New York, Feb 6 (IANS) A fatty diet provided our early human ancestors with the nutrition to develop bigger brains, finds a study challenging the widely held view that eating meat was the critical factor in setting the stage for the evolution of humans.
The study by Yale University researchers argued that our early ancestors acquired a taste for fat by eating marrow scavenged from the skeletal remains of large animals that had been killed and eaten by other predators.
"Our ancestors likely began acquiring a taste for fat four million years ago, which explains why we crave it today," said lead author Jessica Thompson, anthropologist at Yale.
"The reservoirs of fat in the long bones of carcasses were a huge calorie package on a calorie-poor landscape. That could have been what gave an ancestral population the advantage it needed to set off the chain of human evolution," she added.
While focusing on fat over meat may seem like a subtle distinction, the difference is significant, Thompson said.

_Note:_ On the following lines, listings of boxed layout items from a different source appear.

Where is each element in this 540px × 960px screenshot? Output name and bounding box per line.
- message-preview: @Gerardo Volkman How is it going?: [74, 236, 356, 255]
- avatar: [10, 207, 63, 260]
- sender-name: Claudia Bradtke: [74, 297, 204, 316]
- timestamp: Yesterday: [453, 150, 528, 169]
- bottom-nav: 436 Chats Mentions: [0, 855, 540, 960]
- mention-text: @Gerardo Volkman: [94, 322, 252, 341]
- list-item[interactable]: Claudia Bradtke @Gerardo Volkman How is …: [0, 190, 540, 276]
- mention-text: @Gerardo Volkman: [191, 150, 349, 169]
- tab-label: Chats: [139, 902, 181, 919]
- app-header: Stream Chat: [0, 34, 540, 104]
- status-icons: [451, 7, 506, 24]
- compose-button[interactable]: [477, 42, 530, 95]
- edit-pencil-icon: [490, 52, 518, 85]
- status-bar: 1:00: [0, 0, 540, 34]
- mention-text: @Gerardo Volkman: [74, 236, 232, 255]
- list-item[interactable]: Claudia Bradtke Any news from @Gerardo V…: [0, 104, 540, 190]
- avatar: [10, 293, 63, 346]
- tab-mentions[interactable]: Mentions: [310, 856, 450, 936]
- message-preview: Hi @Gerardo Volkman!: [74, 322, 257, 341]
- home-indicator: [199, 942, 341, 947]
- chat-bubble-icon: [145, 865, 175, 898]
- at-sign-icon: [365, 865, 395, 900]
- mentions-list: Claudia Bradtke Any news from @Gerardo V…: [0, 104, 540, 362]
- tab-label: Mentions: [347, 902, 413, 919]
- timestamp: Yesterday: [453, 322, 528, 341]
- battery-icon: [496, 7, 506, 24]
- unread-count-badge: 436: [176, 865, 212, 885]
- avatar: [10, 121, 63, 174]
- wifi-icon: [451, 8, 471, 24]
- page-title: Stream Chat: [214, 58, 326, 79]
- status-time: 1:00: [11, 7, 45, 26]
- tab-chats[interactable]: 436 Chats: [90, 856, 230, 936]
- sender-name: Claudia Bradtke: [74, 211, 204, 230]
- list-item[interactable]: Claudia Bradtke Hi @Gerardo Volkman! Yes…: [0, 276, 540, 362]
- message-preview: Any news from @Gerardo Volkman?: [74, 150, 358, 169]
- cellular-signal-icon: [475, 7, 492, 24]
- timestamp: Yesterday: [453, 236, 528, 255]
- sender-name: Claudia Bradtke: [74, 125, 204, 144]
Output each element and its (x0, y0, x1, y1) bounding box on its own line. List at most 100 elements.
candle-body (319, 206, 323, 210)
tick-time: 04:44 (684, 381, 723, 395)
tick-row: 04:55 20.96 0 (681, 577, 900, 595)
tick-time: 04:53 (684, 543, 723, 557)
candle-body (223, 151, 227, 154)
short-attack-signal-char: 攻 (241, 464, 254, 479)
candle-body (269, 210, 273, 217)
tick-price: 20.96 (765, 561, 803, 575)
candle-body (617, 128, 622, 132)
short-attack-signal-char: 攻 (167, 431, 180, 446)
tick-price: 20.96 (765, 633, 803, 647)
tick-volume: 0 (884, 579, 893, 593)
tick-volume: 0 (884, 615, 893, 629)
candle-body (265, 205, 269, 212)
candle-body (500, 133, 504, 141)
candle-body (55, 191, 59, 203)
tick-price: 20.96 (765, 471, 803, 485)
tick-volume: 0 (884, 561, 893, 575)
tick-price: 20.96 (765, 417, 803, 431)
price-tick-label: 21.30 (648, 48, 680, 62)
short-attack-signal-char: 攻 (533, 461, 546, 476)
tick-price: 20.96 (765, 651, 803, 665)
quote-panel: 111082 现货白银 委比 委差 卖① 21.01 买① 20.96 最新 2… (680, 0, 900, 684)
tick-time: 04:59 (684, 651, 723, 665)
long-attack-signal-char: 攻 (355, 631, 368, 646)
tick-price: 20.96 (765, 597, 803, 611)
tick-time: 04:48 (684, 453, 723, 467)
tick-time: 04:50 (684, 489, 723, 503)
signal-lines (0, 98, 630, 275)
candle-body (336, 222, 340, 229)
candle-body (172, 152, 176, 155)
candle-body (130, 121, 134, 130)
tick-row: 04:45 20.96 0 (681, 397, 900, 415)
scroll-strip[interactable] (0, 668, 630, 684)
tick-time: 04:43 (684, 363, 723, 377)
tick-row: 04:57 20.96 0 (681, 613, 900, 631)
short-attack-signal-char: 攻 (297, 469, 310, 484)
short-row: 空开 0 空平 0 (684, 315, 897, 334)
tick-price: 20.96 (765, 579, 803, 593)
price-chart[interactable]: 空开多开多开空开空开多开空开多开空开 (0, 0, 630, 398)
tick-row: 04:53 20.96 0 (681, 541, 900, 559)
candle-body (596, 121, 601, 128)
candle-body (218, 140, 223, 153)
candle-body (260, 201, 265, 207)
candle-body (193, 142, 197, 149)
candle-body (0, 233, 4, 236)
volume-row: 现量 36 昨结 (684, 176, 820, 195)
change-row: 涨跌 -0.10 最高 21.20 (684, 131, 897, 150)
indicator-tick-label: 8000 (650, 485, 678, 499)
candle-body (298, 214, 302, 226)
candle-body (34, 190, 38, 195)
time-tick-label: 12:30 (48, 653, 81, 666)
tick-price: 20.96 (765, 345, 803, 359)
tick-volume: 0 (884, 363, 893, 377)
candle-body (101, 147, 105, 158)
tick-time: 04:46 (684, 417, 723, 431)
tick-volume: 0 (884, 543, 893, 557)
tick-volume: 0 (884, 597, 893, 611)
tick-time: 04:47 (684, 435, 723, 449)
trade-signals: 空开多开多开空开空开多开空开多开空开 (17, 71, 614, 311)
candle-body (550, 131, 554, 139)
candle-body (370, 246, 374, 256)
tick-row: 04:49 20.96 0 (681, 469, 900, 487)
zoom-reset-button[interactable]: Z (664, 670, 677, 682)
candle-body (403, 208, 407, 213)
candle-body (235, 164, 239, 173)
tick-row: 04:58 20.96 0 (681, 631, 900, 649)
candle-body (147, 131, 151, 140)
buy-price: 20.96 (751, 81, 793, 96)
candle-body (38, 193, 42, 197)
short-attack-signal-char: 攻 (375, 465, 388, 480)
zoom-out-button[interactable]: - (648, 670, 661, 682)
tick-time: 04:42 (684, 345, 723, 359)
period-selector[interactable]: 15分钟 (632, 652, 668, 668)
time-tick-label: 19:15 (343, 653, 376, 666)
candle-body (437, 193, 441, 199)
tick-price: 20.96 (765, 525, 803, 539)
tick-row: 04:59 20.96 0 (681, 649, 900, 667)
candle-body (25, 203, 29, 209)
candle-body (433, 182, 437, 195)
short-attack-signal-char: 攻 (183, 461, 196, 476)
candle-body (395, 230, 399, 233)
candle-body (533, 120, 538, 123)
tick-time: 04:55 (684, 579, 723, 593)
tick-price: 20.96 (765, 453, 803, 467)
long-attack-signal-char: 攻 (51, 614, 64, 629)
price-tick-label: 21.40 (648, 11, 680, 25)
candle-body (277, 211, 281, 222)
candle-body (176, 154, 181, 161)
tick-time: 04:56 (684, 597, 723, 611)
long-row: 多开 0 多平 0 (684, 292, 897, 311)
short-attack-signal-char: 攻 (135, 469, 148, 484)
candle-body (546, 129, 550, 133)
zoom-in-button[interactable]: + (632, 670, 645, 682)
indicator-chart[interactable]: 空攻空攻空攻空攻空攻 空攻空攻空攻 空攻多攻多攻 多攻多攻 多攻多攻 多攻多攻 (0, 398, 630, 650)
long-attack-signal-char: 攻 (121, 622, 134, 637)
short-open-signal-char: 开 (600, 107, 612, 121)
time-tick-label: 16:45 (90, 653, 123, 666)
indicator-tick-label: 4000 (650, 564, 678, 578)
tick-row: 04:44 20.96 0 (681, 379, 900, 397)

The nutrients of meat and fat are different, as are the means required to access them. Meat eating is traditionally paired with the manufacturing of sharp, flaked-stone tools, while obtaining fat-rich marrow only required smashing bones with a rock, Thompson noted.
The fat hypothesis also predates by more than one million years most evidences for even basic tool making of simple stone flakes.
Scientists ought to begin looking for evidence of bone-smashing behaviour in early human ancestors, Thompson said.
For the study, reported in the Current Anthropology journal, the team reviewed evidence that a craving for marrow could have fuelled not just a growing brain size, but the quest to go beyond smashing bones with rocks to make more sophisticated tools and to hunt large animals.
The new paper presents a new hypothesis, going back about four million years, to the Pliocene.
The hypothesis offers an explanation for how the human ancestor may have garnered the extra calories needed to foster a larger brain, long before there was evidence for controlled fire, which could have mitigated the problem of bacteria in rotting, scavenged meat, the researchers said.